SHERLOCK: Towards Dynamic Knowledge Adaptation in LLM-enhanced E-commerce Risk Management
Sherlock is an AI framework that combines Large Language Models with structured domain knowledge to automate e-commerce fraud investigation and risk management. Deployed at JD.com, it achieved an 82% expert acceptance rate and 386.7% throughput increase while continuously adapting to evolving fraud tactics through a self-improving data flywheel.
Sherlock addresses a critical operational bottleneck in e-commerce: the manual, labor-intensive process of investigating fraud across fragmented data sources. By engineering LLMs to reason over a structured knowledge base rather than relying on general-purpose capabilities, the framework demonstrates how domain-specific augmentation can unlock practical AI deployment at scale. The system's architecture reveals sophisticated thinking about real-world AI challenges—retrieval-augmented generation tailored for investigative workflows, two-stage reasoning pipelines, and mechanisms for handling long-tail knowledge gaps that pure LLMs struggle with.

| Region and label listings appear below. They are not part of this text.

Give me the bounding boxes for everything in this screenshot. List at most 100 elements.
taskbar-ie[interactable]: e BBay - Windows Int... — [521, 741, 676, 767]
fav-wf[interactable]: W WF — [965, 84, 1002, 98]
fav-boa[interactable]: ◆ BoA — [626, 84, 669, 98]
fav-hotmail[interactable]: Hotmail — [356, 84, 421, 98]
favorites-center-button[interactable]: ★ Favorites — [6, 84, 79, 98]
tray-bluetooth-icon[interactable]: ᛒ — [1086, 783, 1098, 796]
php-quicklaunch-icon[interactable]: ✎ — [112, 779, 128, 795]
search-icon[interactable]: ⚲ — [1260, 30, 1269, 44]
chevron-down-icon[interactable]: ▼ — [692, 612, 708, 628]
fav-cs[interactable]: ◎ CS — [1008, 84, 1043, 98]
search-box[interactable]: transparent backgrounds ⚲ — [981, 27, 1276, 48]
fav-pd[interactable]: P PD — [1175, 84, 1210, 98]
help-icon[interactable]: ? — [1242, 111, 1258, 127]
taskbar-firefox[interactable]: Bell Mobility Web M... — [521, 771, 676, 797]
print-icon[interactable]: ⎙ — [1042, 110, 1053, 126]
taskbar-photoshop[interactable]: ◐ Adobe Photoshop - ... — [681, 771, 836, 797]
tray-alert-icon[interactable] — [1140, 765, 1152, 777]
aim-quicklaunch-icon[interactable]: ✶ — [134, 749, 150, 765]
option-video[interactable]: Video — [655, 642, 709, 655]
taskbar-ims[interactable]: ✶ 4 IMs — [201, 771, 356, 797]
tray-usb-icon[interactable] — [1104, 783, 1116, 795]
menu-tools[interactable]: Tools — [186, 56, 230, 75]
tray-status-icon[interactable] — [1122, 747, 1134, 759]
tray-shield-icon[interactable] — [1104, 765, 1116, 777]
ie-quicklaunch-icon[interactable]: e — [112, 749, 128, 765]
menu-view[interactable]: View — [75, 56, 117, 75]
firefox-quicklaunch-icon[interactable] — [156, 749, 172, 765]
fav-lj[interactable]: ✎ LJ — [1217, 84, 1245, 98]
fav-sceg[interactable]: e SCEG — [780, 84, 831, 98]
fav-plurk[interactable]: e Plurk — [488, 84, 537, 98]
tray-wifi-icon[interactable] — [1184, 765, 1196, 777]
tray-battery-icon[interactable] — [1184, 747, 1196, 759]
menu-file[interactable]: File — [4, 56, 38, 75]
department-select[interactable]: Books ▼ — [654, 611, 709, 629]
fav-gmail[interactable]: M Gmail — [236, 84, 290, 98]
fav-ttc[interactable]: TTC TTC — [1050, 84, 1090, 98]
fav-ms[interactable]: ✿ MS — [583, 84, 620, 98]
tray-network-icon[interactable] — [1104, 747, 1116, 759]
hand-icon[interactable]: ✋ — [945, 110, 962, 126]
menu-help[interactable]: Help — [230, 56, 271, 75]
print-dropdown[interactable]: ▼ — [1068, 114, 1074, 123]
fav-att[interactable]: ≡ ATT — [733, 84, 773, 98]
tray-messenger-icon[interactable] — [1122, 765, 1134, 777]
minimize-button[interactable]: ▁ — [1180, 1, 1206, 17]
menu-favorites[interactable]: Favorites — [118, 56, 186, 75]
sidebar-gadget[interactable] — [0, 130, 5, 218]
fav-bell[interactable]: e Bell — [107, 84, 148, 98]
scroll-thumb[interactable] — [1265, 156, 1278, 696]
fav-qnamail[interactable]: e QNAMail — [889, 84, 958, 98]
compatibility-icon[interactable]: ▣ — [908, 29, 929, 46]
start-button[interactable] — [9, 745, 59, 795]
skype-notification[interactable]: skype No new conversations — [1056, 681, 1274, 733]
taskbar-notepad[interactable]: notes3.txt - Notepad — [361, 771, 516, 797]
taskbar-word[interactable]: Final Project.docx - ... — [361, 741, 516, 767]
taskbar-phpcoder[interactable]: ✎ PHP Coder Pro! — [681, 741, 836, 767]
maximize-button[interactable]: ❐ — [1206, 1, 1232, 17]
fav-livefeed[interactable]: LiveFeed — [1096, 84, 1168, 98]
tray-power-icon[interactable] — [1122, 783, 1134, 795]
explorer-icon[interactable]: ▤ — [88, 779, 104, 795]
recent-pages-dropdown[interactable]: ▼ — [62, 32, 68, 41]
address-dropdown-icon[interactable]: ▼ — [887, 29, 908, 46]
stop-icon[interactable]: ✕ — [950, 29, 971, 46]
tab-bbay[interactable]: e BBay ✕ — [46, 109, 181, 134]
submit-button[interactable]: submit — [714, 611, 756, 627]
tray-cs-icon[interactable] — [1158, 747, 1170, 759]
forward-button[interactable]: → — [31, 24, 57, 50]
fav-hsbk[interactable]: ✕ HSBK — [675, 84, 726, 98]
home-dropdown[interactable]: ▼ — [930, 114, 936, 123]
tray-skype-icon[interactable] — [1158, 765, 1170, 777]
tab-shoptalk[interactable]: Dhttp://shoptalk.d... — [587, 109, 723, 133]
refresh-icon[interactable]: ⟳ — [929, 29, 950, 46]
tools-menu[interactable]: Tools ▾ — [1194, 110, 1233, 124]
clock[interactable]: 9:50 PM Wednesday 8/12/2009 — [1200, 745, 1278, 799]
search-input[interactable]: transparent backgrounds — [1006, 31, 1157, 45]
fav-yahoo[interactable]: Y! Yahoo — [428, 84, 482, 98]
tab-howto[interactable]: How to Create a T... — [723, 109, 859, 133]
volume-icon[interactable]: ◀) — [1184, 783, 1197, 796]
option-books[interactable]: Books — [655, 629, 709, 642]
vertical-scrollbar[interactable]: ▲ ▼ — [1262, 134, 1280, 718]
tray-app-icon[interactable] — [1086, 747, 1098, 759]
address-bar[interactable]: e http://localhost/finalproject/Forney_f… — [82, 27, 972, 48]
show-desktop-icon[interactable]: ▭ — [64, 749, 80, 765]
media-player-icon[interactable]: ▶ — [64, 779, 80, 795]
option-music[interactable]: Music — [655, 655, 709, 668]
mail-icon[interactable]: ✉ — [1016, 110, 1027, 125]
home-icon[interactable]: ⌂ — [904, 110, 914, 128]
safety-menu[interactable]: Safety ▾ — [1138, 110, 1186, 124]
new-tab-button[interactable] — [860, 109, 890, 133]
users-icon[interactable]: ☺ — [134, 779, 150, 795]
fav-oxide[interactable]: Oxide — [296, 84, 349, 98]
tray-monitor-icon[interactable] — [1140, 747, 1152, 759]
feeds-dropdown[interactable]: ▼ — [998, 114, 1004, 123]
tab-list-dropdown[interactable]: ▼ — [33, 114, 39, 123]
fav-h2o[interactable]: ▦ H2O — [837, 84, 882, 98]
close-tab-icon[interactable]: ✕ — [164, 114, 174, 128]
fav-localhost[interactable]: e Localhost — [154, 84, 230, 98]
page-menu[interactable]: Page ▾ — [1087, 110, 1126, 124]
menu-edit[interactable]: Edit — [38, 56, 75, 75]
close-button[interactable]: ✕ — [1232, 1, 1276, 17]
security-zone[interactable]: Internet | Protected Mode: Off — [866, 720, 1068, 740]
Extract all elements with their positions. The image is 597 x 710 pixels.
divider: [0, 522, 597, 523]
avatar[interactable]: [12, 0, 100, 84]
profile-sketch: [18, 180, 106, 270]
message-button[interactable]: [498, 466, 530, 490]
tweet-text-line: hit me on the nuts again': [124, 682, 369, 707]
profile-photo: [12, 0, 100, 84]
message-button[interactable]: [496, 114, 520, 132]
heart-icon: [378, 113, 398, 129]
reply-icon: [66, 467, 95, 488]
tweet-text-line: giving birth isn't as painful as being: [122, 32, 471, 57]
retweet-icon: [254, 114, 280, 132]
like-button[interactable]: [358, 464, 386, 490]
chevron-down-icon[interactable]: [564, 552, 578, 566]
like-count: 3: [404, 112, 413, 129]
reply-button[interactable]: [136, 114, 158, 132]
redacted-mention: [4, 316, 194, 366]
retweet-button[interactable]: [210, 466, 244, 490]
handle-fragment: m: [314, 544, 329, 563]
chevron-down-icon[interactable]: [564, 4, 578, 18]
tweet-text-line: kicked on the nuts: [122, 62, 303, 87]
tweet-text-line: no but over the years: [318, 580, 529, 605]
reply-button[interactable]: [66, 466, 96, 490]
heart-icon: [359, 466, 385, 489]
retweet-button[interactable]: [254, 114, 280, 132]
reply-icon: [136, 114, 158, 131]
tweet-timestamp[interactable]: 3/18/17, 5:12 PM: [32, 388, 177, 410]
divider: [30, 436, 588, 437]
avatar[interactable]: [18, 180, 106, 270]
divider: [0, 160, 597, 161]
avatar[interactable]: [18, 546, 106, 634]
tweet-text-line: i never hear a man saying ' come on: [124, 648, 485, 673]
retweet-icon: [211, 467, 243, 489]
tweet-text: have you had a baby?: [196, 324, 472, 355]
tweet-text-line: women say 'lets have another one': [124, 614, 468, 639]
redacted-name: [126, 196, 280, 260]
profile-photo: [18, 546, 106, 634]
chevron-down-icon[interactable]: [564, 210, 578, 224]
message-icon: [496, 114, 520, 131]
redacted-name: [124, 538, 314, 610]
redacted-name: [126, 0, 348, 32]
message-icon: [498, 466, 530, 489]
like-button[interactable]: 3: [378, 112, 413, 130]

The results published from JD.com's production deployment carry weight because they reflect actual operational metrics, not theoretical improvements. An 82% expert acceptance rate signals genuine utility in a high-stakes domain where false positives waste investigator time and false negatives create liability. The 386.7% throughput increase suggests the framework substantially reduces human workload, freeing analysts for higher-value judgment calls.
What distinguishes Sherlock is its self-evolution mechanism—the ability to recover from performance degradation as fraud tactics shift. Traditional ML systems degrade when patterns change; Sherlock's flywheel approach combining real-time KB updates with periodic retraining demonstrated recovery after two separate adversarial drifts, pushing the acceptance rate ceiling up 3.5%. This adaptive capacity directly addresses why pure LLM systems struggle in adversarial environments where attackers actively evolve techniques.
For the broader AI-in-commerce landscape, Sherlock validates that structured knowledge integration and continuous feedback loops are essential for production AI systems facing intelligent adversaries. Organizations deploying LLMs in fraud, compliance, and risk contexts should expect similar architectural requirements to achieve reliable, defensible automation.
- →Sherlock combines LLMs with structured domain knowledge bases to automate fraud investigation, achieving 82% expert acceptance at JD.com with 386.7% throughput gains.
- →The framework uses retrieval-augmented generation and reflect-refine modules specifically engineered for multi-source case analysis rather than generic LLM prompting.
- →A self-evolving flywheel combining real-time KB updates and periodic retraining enables the system to counteract adversarial drifts that typically degrade ML performance.
- →Production deployment data shows the system successfully recovered from performance decay twice over 90 days, demonstrating practical resilience in adversarial e-commerce environments.
- →This architecture pattern—structured knowledge + LLM reasoning + feedback loops—appears critical for deploying AI in high-stakes domains with intelligent, evolving threats.